Les chiffres de TNS, institut de sondage et d’ études confirment l’impression que l’on avait en se penchant sur les caddies ou en écoutant les acteurs de la filière viande : les incertitudes économiques ont eu un effet négatif sur les achats de viande. Et cela, y compris sur les viandes moins chères, même si le recul y est moins important. Les quantités de viande achetées ont reculé de 2,5% par rapport à 2007.

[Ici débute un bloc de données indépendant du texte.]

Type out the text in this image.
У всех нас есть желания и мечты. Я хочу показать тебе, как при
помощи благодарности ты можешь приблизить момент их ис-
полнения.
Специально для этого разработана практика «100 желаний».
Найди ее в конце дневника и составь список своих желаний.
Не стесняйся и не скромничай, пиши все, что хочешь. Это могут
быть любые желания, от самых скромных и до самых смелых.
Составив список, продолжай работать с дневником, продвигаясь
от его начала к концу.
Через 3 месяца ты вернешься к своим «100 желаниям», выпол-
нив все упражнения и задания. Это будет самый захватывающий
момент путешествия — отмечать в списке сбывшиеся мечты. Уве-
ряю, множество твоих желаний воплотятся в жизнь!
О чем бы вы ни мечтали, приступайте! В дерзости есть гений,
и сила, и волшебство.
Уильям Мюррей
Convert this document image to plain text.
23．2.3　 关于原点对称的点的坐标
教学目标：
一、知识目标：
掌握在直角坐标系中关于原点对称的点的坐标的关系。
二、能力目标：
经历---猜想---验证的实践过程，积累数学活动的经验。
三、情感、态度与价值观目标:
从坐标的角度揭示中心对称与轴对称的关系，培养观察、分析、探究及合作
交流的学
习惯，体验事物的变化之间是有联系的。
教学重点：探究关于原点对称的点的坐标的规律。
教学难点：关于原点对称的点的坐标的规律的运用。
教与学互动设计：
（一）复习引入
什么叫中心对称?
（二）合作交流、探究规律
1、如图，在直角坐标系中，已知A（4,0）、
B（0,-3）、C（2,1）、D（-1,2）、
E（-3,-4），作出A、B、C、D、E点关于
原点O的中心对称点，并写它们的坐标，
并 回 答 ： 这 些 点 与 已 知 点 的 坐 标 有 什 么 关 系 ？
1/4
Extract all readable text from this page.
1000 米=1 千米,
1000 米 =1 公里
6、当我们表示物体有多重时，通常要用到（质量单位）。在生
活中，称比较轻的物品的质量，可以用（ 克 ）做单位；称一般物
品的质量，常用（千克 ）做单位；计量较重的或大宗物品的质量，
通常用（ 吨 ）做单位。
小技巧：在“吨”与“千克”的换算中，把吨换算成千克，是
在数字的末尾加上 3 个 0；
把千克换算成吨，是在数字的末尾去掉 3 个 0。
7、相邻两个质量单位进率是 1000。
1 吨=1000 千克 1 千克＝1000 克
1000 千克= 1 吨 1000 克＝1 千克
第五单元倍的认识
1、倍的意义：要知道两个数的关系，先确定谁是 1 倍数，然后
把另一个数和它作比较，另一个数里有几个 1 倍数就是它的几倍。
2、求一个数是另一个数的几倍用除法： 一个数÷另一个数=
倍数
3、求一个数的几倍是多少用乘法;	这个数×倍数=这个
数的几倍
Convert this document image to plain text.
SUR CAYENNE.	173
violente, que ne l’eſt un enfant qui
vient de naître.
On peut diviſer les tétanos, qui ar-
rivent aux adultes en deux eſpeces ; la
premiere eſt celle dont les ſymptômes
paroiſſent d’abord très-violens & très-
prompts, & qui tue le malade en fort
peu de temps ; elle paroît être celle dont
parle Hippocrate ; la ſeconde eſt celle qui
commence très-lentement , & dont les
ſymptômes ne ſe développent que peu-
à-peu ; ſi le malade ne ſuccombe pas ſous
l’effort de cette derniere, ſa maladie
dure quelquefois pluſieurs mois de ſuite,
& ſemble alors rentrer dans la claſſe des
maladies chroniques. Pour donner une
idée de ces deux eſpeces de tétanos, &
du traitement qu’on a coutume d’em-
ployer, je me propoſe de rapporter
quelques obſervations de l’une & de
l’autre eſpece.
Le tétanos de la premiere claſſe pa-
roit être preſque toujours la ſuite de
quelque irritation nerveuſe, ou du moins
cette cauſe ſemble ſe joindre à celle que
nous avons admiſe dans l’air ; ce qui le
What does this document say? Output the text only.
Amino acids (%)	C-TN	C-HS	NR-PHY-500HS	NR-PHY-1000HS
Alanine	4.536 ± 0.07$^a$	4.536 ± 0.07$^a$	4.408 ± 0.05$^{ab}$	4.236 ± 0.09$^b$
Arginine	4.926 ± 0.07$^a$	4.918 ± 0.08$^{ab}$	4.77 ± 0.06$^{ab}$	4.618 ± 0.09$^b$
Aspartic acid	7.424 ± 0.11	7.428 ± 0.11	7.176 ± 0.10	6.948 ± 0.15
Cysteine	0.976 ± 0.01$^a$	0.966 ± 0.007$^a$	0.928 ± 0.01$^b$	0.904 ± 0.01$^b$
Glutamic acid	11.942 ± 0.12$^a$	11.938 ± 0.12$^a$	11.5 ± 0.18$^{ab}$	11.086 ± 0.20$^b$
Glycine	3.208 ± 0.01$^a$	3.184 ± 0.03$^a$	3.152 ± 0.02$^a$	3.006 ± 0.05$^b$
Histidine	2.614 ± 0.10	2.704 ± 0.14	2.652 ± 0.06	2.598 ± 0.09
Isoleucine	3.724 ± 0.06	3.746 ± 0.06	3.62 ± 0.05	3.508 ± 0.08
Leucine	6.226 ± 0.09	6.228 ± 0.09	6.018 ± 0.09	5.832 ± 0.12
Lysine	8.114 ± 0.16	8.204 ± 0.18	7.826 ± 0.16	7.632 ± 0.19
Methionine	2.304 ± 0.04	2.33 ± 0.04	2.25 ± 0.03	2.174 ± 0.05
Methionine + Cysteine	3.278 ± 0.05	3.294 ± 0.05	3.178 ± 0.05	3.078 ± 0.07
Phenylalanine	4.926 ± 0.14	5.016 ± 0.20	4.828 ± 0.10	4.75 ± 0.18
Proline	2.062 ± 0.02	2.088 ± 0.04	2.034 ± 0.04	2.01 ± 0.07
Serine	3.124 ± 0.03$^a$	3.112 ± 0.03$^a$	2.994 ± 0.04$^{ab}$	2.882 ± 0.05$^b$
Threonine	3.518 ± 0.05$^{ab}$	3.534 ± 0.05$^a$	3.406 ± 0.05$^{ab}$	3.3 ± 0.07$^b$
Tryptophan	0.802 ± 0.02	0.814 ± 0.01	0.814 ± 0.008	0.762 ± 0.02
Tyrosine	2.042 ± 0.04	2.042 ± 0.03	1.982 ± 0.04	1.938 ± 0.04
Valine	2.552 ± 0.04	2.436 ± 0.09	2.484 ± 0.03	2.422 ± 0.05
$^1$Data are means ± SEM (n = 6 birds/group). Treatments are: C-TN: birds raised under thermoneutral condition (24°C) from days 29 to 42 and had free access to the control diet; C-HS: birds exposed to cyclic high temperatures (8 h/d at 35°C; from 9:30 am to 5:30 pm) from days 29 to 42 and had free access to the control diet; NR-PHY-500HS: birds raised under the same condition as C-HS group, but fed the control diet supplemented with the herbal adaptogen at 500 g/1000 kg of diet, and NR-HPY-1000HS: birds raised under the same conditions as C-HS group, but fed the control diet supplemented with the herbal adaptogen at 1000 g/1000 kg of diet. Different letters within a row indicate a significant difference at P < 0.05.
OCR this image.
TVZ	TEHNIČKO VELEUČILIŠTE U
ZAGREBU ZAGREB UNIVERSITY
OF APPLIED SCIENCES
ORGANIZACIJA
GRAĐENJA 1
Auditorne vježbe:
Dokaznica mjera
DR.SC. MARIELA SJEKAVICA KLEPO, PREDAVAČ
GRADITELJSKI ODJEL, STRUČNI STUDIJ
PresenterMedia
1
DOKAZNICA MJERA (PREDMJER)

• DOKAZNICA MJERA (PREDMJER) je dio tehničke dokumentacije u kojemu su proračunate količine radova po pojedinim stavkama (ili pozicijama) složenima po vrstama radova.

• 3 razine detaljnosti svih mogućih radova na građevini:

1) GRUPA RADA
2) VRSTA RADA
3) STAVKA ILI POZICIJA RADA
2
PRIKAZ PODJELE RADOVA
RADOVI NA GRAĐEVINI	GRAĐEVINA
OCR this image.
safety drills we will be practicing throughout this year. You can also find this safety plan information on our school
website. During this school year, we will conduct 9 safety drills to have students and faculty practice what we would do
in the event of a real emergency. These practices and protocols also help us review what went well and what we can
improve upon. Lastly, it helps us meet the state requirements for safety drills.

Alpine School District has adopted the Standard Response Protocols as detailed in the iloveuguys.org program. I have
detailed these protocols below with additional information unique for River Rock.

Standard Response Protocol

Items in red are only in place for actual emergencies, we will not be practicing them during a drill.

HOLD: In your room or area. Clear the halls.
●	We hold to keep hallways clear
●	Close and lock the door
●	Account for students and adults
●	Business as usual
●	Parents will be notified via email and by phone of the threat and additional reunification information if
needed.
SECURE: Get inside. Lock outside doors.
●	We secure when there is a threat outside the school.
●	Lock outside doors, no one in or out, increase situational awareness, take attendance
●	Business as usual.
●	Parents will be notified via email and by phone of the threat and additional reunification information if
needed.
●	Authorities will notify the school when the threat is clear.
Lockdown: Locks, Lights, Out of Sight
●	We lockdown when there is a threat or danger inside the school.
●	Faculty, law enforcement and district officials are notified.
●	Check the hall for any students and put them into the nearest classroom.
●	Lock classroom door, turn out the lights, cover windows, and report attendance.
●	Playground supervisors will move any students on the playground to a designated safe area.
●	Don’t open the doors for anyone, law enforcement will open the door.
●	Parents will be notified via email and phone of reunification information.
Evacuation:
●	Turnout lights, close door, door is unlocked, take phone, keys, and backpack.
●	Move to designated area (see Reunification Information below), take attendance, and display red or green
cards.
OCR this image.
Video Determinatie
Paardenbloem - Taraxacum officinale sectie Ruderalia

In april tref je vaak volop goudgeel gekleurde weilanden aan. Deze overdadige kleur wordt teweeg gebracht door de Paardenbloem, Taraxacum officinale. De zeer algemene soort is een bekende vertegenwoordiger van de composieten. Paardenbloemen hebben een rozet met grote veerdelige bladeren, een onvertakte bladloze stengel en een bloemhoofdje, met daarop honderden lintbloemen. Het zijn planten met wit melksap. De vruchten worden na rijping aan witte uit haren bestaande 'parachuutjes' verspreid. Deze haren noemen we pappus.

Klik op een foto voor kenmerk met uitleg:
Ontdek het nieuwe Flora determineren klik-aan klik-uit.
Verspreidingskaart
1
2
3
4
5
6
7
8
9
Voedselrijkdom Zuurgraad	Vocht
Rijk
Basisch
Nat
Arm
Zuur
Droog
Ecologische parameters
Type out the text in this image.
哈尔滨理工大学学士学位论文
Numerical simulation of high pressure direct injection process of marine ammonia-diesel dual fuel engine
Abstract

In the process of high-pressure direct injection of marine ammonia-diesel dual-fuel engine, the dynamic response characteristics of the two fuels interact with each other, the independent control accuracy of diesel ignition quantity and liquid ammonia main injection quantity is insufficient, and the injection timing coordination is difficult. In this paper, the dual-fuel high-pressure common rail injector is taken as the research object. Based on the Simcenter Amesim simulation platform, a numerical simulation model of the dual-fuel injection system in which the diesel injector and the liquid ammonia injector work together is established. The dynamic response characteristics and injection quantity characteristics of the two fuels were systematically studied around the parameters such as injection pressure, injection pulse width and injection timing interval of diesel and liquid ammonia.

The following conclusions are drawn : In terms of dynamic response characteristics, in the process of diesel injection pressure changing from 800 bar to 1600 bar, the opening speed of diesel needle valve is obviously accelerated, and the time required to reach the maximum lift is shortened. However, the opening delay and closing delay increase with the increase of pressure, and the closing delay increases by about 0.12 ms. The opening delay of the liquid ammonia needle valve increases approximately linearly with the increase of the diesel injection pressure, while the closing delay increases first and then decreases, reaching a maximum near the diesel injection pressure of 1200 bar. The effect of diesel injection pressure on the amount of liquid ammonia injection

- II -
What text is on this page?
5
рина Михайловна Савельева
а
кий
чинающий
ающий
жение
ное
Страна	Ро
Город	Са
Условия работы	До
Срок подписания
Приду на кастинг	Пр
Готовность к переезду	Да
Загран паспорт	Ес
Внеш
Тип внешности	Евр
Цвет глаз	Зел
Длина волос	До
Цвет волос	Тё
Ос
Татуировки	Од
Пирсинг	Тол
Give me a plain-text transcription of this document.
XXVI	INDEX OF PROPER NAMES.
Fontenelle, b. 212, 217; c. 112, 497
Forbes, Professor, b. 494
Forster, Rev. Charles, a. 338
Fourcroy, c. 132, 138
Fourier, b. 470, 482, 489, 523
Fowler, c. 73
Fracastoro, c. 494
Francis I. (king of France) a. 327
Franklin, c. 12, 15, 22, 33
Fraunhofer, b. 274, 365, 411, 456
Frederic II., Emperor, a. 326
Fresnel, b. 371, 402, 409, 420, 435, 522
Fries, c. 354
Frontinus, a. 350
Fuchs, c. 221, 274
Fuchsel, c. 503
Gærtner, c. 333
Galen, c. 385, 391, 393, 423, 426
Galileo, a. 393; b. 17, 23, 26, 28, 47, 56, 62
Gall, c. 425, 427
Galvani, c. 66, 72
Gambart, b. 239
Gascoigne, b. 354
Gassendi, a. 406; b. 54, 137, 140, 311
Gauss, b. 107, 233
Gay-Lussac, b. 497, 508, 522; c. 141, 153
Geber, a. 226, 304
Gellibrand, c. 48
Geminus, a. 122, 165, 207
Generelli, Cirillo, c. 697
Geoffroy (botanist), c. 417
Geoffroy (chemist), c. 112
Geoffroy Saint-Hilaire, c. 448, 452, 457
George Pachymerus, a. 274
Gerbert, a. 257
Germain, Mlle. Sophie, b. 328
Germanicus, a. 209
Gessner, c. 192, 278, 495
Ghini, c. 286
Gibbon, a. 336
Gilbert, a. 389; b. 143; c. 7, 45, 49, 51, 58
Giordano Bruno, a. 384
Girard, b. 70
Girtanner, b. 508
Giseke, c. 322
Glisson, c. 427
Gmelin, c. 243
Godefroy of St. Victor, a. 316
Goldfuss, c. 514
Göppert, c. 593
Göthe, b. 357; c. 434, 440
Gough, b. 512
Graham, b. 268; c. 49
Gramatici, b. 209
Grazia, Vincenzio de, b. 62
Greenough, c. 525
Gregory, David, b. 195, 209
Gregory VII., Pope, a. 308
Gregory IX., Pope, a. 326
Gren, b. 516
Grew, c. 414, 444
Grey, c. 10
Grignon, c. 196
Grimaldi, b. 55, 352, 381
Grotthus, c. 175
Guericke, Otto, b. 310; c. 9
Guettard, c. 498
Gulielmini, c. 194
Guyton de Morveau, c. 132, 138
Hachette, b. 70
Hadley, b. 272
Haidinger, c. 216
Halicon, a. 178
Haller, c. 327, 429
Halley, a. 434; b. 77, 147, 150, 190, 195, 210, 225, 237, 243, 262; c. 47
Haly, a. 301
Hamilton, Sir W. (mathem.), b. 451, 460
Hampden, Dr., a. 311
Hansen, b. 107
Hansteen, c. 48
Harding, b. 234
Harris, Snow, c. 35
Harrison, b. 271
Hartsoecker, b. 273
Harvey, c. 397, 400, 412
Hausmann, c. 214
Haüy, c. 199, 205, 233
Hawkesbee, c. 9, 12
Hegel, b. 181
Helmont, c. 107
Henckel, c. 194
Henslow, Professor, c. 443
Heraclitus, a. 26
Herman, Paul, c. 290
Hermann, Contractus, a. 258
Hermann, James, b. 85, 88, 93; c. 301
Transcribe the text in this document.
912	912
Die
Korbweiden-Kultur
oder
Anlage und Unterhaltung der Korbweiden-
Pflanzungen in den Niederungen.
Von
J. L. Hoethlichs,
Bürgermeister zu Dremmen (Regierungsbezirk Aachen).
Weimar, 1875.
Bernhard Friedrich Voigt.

Surtout les viandes bovine et ovine
C’est la viande de porc frais qui a le mieux résisté. Les ventes ont reculé en volume de 0,3%. Un score honorable comparé au recul des ventes de viande bovine (-5%) ou encore plus de viande ovine (-8%). La viande de volaille et lapin, que ne distinguent pas TNS, a reculé de 4%. Du côté des consommateurs, la hausse des prix des viandes aura été globalement de 3,3%. Elle était de 3,9% pour le porc frais, une hausse largement inférieure à celle constatée pour la volaille (+8%).
Du côté de la charcuterie le recul de la consommation a été limité à 0,4%. Ce sont les ventes en libre-service qui progressent (+1%) tandis que les ventes à la coupe continuent de décliner (-3%). Parmi les ventes en hausse : jambons et rillettes tandis que pâtés, andouilles, andouillettes et boudins ont reculé.
Toujours les hypermarchés en tête
Les ventes de porc ont augmenté surtout dans les magasins hard-discount mais qui ne représentent que 10,6% des ventes totales. Également en légère hausse les ventes dans les commerces traditionnels qui représentent 11,3% des ventes. Les ventes en hypermarché sont restées stables mais elles représentent la majorité des ventes avec 42,6 % du total vendu. Le circuit des hypermarchés reste largement en tête des circuits de distribution de la viande porcine. Les ventes en grandes surfaces représentent au total 83,6 % des ventes.